On 12 March 2014 13:14, Stefan Marr <java at stefan-marr.de> wrote:

> Hi:
>
> With the latest changes, TruffleSOM seems to get closer to ideal
> performance,
> however, there seem to be some general issues that do not yet work as I
> would hope/expect.
>
> I got a couple of micro benchmarks, which I would expect to be reduced to
> zero in an ideal situation.
>
> For instance the Dispatch benchmark. Essentially, it is two nested loops
> and a mono-morphic message send to a method that returns it’s argument.
>
> It looks more or less like this:
>
>     benchmark = ( 1 to: 20000 do: [ :i | self method: i ] )
>     method: argument = ( ^argument )
>
>     outerBenchmarkLoop = (
>         1 to: innerIterations do: [ self benchmark ]
>     )
>
> Now, the first tricky part is that a self send inside a loop implies the
> access to the outer lexical scope, and thereby the use of a materialized
> frame. I experimented a little with it, and it turns out that in the outer
> loop, the use of the materialized frame seems to be properly eliminated, in
> the inner loop however, it is not. As shown above, both loops are in
> separate methods, but are inlined as far as I can see in IGV.
>
> That's one of the issues. The other one is the cost of introducing a
> sequence node.
> When I increase the number of statements in the inner loop from 1 to 2, my
> compiler introduces an additional SequenceNode to hold them. I would expect
> that to be compiled away and not to imply any overhead, but its payload.
> However, going from 1 to 2 increases the runtime by more than the factor 2.

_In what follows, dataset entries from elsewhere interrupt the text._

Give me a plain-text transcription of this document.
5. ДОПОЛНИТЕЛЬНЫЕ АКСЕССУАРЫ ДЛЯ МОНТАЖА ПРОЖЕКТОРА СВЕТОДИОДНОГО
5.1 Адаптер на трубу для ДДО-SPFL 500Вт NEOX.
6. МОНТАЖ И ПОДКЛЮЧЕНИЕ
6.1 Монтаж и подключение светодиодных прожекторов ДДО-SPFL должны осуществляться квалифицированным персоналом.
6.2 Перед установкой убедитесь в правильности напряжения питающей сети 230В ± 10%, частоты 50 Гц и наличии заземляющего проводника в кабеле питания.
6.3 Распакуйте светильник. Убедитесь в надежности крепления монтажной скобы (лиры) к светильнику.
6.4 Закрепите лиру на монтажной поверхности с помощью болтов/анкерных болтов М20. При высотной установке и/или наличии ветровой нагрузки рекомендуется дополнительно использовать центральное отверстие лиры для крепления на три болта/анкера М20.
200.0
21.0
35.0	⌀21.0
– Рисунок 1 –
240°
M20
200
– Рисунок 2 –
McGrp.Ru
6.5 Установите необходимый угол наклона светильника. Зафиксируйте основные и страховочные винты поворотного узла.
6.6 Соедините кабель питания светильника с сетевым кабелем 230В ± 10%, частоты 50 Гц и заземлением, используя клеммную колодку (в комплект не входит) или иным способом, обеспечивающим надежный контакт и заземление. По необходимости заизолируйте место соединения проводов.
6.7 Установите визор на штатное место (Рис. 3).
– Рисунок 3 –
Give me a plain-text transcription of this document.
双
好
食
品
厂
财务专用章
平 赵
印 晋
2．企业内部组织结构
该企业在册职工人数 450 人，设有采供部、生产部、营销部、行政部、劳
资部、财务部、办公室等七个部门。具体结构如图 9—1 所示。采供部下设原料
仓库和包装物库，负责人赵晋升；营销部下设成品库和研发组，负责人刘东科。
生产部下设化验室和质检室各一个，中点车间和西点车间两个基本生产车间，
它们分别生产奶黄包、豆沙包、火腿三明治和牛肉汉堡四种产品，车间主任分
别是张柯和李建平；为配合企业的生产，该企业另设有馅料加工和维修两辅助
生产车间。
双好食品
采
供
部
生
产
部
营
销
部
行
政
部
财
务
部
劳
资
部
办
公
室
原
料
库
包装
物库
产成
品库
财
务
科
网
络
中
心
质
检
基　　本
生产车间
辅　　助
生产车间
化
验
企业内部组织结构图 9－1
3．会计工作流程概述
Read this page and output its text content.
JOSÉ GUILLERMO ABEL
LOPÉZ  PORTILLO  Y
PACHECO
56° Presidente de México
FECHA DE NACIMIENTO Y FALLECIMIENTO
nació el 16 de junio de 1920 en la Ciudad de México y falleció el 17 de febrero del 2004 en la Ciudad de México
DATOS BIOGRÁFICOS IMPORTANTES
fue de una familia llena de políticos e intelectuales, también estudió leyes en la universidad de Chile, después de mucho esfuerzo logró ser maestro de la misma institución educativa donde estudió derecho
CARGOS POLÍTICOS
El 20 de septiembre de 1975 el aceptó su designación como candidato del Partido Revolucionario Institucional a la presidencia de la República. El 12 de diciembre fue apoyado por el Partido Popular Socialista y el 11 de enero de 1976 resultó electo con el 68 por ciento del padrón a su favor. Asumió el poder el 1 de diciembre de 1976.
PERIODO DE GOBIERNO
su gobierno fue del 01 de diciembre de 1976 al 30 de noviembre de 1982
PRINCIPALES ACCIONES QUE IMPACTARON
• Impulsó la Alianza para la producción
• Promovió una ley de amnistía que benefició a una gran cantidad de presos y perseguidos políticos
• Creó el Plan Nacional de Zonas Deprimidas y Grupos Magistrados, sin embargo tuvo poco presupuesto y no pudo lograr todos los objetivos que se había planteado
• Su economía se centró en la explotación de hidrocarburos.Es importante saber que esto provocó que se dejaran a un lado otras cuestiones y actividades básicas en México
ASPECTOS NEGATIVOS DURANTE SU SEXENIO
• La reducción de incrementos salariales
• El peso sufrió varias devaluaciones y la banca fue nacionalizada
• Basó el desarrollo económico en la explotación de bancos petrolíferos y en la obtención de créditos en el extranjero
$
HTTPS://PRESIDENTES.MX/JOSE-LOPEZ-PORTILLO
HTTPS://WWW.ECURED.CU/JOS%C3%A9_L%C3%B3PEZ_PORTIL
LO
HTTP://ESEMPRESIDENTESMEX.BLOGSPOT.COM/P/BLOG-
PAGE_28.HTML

> Going to 3 or 4 statements shows then a more linear increase.
>
> But again, the main point is that these methods don't do anything but
> producing heat. So, I would really like to see them eliminated.
>
> In order to identify the culprit in IGV, I don't have enough experience
> yet. There are to many things I cannot really correlate with the input
> program.
>
> Are there perhaps known patterns I could look for to point out further
> optimization/specialization potential?
>
> Thanks a lot
> Stefan
>
> PS: to see the issue, you can do the following:
>
> git clone --recursive git at github.com:SOM-st/TruffleSOM.git
> ant jar
> mx --vm server vm -G:Dump=
>  -Xbootclasspath/a:build/classes:libs/truffle.jar som.vm.Universe  -cp
> Smalltalk:Examples/Benchmarks/DeltaBlue/
> Examples/Benchmarks/BenchmarkHarness.som Dispatch 1000 0 2000
>
> And there, in the output, the method is actually called
> #innerBenchmarkLoop as part of the benchmark harness.
> Should be the second to last thing that’s compiled after the benchmark
> completed.
>
> --
> Stefan Marr
> INRIA Lille - Nord Europe
> http://stefan-marr.de/research/
>
>
>
>